The most common bottleneck I’ve seen in companies is lead management, or crossing the chasm between marketing and sales by establishing efficient methods for capturing, filtering, routing and qualifying leads before they’re passed to the salesforce. It’s one of the easiest areas to improve, and can return a fast ROI for the time invested. The low hanging fruit is to increase revenue from the leads you’re already getting.
Example Issues
* Website is confusing to prospects trying to find specific information, and doesn’t clearly route prospects to relevant content or offers
* Registration forms are too long, ask the wrong questions
* No lead management application, or it is not used (making it impossible to measure where the best leads are coming from)
* Inconsistent qualification criteria
* (If relevant) No inside sales team focused on lead qualification
* Not enough follow up on leads – it can several several tries to contact even a very interested, inbound lead
* Lack of ability to measure key metrics such as lead volume, conversion rates by lead source, and revenue by lead source
There are four main components to consider when breaking down how you manage leads.
1) Website design
The website gives visitors simple, clear and prominent ways to sign up for ‘offers’ (demos, trials, etc). Also, the website content and flows can help prospects pre-qualify themselves or disqualify themselves, reducing the work on your sales team.

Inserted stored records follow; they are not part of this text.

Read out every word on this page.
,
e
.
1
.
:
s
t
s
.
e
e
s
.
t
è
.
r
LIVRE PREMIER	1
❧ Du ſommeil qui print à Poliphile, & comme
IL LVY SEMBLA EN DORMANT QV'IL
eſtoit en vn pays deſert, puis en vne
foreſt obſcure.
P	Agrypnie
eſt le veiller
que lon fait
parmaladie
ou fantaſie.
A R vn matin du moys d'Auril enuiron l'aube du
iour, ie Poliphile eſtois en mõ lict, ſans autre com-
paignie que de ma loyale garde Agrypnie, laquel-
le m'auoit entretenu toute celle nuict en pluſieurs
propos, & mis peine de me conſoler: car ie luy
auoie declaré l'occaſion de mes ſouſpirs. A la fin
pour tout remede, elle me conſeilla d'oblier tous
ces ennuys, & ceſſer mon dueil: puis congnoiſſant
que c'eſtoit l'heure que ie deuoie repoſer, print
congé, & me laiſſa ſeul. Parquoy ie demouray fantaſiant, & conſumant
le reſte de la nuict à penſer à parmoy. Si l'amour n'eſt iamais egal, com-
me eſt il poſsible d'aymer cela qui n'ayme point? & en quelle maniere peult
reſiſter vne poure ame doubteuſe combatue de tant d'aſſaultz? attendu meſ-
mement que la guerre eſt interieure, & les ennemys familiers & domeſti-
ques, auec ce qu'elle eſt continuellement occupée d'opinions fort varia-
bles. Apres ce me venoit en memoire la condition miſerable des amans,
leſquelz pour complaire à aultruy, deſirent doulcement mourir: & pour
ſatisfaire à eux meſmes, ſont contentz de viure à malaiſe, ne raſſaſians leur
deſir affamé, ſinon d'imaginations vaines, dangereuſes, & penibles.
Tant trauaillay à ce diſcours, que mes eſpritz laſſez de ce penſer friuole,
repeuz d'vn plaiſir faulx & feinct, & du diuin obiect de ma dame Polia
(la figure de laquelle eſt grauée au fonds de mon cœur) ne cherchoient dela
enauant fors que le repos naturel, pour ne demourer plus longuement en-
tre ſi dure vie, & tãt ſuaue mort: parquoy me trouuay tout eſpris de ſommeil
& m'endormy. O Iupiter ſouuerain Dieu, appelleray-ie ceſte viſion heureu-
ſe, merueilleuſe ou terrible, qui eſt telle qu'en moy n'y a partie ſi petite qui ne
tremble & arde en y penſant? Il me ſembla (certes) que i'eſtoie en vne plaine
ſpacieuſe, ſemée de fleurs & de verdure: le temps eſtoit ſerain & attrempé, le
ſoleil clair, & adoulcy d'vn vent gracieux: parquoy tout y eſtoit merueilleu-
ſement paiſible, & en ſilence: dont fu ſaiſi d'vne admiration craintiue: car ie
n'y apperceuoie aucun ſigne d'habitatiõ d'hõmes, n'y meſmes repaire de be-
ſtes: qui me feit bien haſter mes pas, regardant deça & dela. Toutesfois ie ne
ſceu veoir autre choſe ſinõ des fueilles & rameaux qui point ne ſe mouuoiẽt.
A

* Who is coming to your site?
* What do they want to accomplish?
* Does the site clearly help them navigate and find relevant material?
2) Website offers and registration forms
The sign up forms for the offers balance fewer steps and fields to make them easy to complete with a few extra, relevant fields to gather qualifying information. Also, the form is tailored to the offer – a shorter form for a very introductory offer like a flash demo, and a longer form for a more-serious offer such as a free trial. If it’s a good lead, a sales person can always ask further qualification questions later.
* Do your sales offers relevant to your prospects?
* Are you keeping the forms as simple as necessary, with just a few key qualification questions? ‘Question-creep’ is dangerous.
3) Lead management application
Saleforce.com is the perfect application to manage your leads, but there has to be a database of some kind, not emails or email forms, ready to receive, route and track leads. Without a database or saleforce.com, you can’t track key questions like:
* How do you track how many leads you get?
* Where do they come from?
* What happens to them once they arrive – do they all get followed up on?
* How many get qualified vs. disqualified, and why?
4) Lead management and qualification process
More companies with direct sales models are moving to a “2-tier” sales system, in which a more-junior inside team exists that focuses 100% on lead generation, rather than routing leads to field sales without any kind of qualification. This system lets the quota-carrying salespeople focus on higher-value work like closing business or growing current customers, rather than lower-value qualification.
The clearer the qualification criteria and faster imperfect leads can be qualified out, the less time sales will waste on them.
* Who is responsible for following up on inbound leads?
* Do they have clear qualification criteria?
* How many times do they follow up with a lead before giving up on it? (Hint: most sales reps do not follow up enough and give up too early)
For companies with channel sales:
Ask these same kinds of questi0ns of your partners – how are they managing and following up on the leads you share with them? What are their bottlenecks, and is there something you can do to help them?